27 Tasting Notes
This tea is very similar to the Valley Green which Shan Valley also offers. This tea keeps the hay like quality of its sibling, but ditches the fruity taste it had. This flavour is much more vegetal, similar to the taste you would get from zucchini, with the spicy afternotes you might expect from a phoenix dancong. As mentioned in my review of Valley Green, this tea is reminiscent of a young sheng, and I feel should be judged similarly to one.
Be careful when steeping this tea because it is prone to going bitter if oversteeped. 15 seconds seems good, 30 seconds is too much for this tea.
Overall, I found this tea more enjoyable than the Valley Green, whether it be it has a slightly less hay like taste, or that I am more so thinking of this tea as a puer.
The dry leaf smells very grassy and doesn’t have the same hay like, barn smell that Shan Valley’s Valley Green had. For me this is a positive. After a quick rinse the wet leaf smells like a roasted oolong, that toasty caramel smell and a sweetness of grapes.
The flavor is sweet, raisin like, and roasty. My favorite teas tend to be oolongs so this is right up my alley. It is more astringent than I expected, but it is pleasant.
Flavors: Caramel, Grapes, Grass, Raisins
Unlike Shan Valley’s black tea, the leaves of Valley Green are very whole. The dry leaf smells similar to a barn, very much like hay. However after brewing the tea, the leaves smell like a young raw puer, sweet and fruity. It brews a pale gold brown liquor. It has a feint astringency and is feels viscous. The flavor is somewhat fruity and sweet and tastes strongly of hay.
Second steep with same parameters. Man oh man does this smell like a young raw puer to me. This brew is a little more astringent, a little less hay like, a little more sweet, and a mineraly flavor.
Impressions: I was not too keen on the first steep, but the second one I’m enjoying a lot more. I would consider brewing this tea for a shorter period of time but keeping the other parameters the same. If you like green teas that are not grassy, but that have a hay like flavor, this one may be up your alley.

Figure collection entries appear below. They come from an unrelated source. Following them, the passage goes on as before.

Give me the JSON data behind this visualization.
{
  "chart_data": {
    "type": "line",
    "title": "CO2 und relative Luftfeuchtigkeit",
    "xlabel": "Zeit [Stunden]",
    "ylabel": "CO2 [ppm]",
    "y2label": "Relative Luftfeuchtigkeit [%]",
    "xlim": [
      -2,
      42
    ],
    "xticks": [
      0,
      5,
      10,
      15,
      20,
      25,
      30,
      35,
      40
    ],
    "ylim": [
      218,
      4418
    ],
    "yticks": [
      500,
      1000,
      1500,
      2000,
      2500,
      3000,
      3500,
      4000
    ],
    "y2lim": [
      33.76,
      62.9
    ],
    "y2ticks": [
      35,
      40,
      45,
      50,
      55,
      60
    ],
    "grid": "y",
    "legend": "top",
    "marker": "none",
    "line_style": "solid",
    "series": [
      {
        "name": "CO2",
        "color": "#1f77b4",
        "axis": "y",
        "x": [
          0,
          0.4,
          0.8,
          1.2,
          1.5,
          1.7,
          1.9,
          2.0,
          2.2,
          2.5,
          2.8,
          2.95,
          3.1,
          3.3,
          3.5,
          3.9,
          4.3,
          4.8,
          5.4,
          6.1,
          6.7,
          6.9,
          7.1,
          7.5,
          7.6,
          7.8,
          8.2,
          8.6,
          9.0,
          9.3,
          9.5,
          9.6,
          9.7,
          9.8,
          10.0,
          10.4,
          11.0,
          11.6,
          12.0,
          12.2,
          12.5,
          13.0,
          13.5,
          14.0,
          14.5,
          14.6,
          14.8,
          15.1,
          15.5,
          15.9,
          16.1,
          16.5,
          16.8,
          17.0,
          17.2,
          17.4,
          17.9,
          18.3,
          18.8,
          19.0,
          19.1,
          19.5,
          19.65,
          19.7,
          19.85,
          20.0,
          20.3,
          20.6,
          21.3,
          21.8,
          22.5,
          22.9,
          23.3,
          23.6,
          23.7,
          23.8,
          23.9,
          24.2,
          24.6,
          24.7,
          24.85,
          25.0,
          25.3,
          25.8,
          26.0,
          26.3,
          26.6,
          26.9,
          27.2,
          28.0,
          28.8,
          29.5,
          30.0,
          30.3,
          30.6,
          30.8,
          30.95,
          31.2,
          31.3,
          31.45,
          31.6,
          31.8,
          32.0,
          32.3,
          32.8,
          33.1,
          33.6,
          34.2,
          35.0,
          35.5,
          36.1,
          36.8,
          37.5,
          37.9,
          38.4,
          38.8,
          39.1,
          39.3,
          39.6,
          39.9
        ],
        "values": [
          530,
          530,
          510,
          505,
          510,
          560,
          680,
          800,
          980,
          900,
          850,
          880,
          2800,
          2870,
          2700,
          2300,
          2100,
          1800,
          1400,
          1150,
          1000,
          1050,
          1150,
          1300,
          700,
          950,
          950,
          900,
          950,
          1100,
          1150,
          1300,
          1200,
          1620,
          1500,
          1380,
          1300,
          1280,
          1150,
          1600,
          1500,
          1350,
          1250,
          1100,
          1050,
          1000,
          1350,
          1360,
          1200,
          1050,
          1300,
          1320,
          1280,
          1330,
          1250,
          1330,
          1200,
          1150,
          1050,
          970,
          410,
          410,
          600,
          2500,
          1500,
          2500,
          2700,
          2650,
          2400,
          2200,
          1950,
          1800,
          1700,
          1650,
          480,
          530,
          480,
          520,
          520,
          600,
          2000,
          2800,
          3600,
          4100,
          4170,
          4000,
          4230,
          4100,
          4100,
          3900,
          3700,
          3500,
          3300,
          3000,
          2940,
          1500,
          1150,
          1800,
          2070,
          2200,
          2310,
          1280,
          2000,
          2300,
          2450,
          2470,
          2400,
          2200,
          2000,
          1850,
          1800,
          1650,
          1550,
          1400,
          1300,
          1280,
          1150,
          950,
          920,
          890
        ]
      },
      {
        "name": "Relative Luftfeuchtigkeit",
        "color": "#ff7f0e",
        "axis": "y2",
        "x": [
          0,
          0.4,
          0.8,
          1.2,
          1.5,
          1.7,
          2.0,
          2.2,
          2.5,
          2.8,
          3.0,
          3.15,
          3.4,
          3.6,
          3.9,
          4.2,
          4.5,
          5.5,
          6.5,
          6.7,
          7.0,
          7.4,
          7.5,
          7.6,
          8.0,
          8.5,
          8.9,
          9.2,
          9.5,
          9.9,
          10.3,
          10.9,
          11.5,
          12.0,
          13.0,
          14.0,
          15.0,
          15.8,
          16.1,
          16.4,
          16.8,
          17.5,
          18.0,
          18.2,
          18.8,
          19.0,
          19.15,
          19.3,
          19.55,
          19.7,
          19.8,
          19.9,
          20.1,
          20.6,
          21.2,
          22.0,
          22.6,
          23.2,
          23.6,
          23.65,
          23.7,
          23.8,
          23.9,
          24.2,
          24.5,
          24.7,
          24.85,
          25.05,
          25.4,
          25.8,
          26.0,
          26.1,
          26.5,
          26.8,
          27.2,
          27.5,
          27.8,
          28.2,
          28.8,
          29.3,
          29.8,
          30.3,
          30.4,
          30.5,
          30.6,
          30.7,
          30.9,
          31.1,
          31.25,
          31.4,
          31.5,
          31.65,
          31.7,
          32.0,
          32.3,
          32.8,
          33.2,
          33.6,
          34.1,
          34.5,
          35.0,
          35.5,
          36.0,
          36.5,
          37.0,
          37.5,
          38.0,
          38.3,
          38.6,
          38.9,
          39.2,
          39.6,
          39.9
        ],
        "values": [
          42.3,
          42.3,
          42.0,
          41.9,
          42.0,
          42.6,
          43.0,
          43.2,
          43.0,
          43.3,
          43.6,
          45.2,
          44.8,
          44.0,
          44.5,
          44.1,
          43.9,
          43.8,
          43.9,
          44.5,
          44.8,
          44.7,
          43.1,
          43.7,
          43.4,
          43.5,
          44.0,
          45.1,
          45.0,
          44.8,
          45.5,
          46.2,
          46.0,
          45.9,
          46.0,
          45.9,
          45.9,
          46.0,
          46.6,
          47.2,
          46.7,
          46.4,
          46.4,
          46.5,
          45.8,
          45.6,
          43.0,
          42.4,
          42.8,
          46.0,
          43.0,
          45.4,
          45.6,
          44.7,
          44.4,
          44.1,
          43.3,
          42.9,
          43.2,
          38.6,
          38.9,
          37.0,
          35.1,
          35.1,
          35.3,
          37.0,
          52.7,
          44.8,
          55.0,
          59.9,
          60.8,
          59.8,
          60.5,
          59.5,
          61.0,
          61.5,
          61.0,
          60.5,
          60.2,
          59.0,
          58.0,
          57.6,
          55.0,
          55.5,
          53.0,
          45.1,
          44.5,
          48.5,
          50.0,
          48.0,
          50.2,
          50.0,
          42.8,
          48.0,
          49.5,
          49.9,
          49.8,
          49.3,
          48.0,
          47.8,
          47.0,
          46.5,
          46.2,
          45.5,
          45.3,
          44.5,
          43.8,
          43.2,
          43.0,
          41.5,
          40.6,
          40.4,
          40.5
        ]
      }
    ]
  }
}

Flavors: Mineral, Stonefruits
The leaf of this tea looks like it is CTC. The scent after brewing is somewhere between a light smoke and freshly cut tomatoes. The flavor is strong. It’s astringent but not bitter. Very pleasant and robust. The flavor works on its on, but could also go well with spicy or heavily seasoned food. This tea reminds me of a tippy Yunnan black I used to have: earthy, smokey, and bold.
I kept the second steep at the same parameters because the first steep was so strong. The flavor evolved with a stronger mineral flavor while cutting back on the smokiness. This steep is much less astringent and in your face. I prefer this steep to the first.
Overall Impressions: This is an enjoyable everyday tea. I could see myself using this is a travel mug because it doesn’t go bitter, and strong enough to pair well with food. It’s a good tea for this snowy winter season and I’ll be enjoying many more cups of this tea.
Flavors: Earth, Mineral, Tobacco
A sweet tea that has the buttery characteristics of gaoshan. Smells of butter and maple syrup. Very full mouthfeel. Be careful when brewing as it can become quite astringent if over steeped.
Flavors: Butter, Caramel, Honey, Mineral
A very dry, light, floral, and sweet tea. This is one of my favorite oolongs. Start with short steeps of ~5 seconds and go up by 3-5 seconds based on taste. Starts off a very pale gold, almost clear, and slowly becomes darker. Drink this on it’s own as it can easily be overpowered by food. Good to drink on a cold day.